Speed, Inexperience Blamed in Maine Firefighter's Death

SPRINGFIELD, Maine - Cole's Shingle Mill was burning, and volunteer firefighter Peter Beebe-Lawson really wanted to help his friend and the mill's owner Jim Cole, so he decided to fetch Springfield's tanker truck.

Beebe-Lawson's decision led to his death in an accident on May 7 as he drove the tanker from the fire station back along Route 169 toward the fire scene on Mud Pond Road in Prentiss, a state police investigation has determined.

"Nobody ordered him to get the truck," Trooper Jarod Stedman said Monday. "His wife and everybody else said that he knew the people whose place was on fire, and everybody agreed that he was trying to go above and beyond to give them a hand."

Stedman's nearly 50-page report does not say whether the tanker was actually needed at the fire. Fire Chief John Krapf did not return a telephone message seeking comment on Monday.

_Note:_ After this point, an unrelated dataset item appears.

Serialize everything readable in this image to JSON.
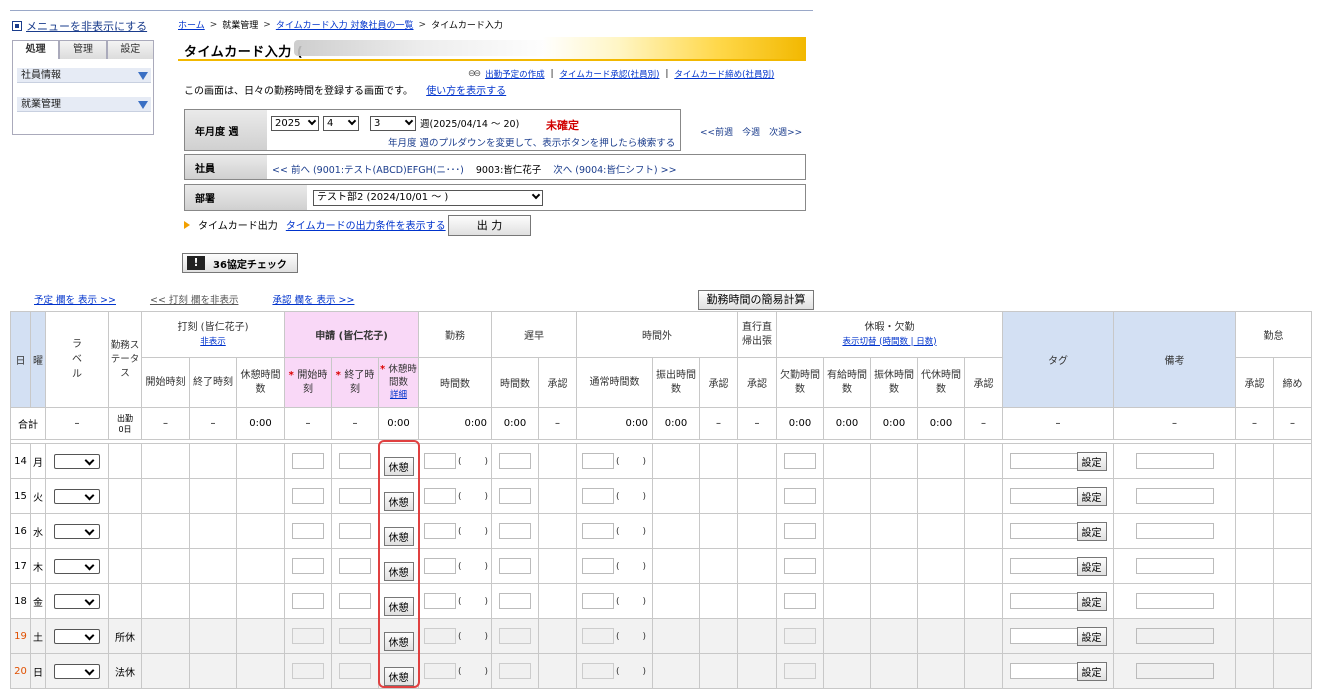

Among other factors, according to the report, were: excessive speed for the tanker on that road; Beebe-Lawson's lack of firefighter training; his inexperience as a truck driver; and legal modifications to the tanker that changed its center of gravity and caused its tank's contents to shift dramatically.

Beebe-Lawson, who was not wearing a seatbelt, died of chest injuries after he lost control of the tanker truck just beyond a sharp curve. The tanker first went off the right side of Route 169 and then veered into pine trees on the road's left side, landing on its passenger side at about 11:45 a.m. Beebe-Lawson was pronounced dead at the scene.

"It is my opinion that the cause of the crash was a combination of speed and driver inexperience," Stedman wrote.

Fire Department records show that Beebe-Lawson had only 37 1/2 hours of logged firefighter training, including 22 1/2 hours of truck driving and 7 1/2 hours driving the 3,500-gallon Freightliner tanker, when he got behind the wheel at the station, Stedman's 41-page report states.

"The documents do not indicate what portions of training time with [the truck] were actually emergency driving," Stedman wrote. "Since the training time with [the truck] was only 7.5 hours, I feel that Beebe-Lawson was fairly inexperienced with that truck, specifically as it pertains to the handling, stability and weight shift in corners."

The modifications made to the former heating oil tanker, including an elevated tank and holes punched in the baffles that keep the tank's contents from sloshing, commonly occur, Stedman said, but they made the truck less stable and more difficult to handle.

"Since the fire truck tank was normally kept at around three quarters full, this would cause the water to shift and move throughout the entire tank while in movement, especially in cornering as well as in starting and stopping," Stedman wrote.

The shifting water likely contributed to the accident as the vehicle was coming out of the sharp curve, helping to create "extreme and constantly changing weight shift on the vehicle since 48 percent of the entire weight of the vehicle" -- 22,830 pounds -- "was in the tank," Stedman wrote.

The truck was well maintained, and investigators found no major violations anywhere, said state police Sgt. Mark Brooks, Stedman's supervisor. Brooks complimented Springfield Fire Chief John Krapf and First Selectwoman Lorna Thompson for their cooperation with the investigation, which was handled by eight state police officers and Deputy Mike Knights of the Penobscot County Sheriff's Department.

During an interview with investigators in mid-May, Krapf outlined some changes to the volunteer fire department's procedures that he was making in response to the crash, Brooks and Stedman said. The state police referred further comment on those changes to Krapf and Thompson.

Thompson declined to comment Monday, saying she had not yet seen the report.

Beebe-Lawson's wife, Selby, said that the report did not change her opinion about her husband, a devoutly religious man who was buried May 10 with full honors with about 100 firefighters on hand. He was buried on family land off Route 169, no more than two miles from where he died.

"Nothing in that report changed anything for me. He still did what needed to be done," Selby Beebe-Lawson said Monday.

"I don't think he did it only because he knew Jim Cole. If he was at a fire, he would do what needed to be done -- not foolishly, he would not have done what he was physically incapable of doing," she added. "He is a hero."

Selby Beebe-Lawson continues to operate Mary's School which she and her husband founded for special-needs students at their home on Shep Road in Springfield. She hopes to build a big school compound on the land where he is buried, she said.

She continues to receive condolences about his death from around the country, and she stays in touch with the firefighters who worked with her husband, she said.

"They have been making sure that I can get the wood I need to heat the house," Selby Beebe-Lawson said. "We live very close to the fire house, and they are keeping a good eye on me."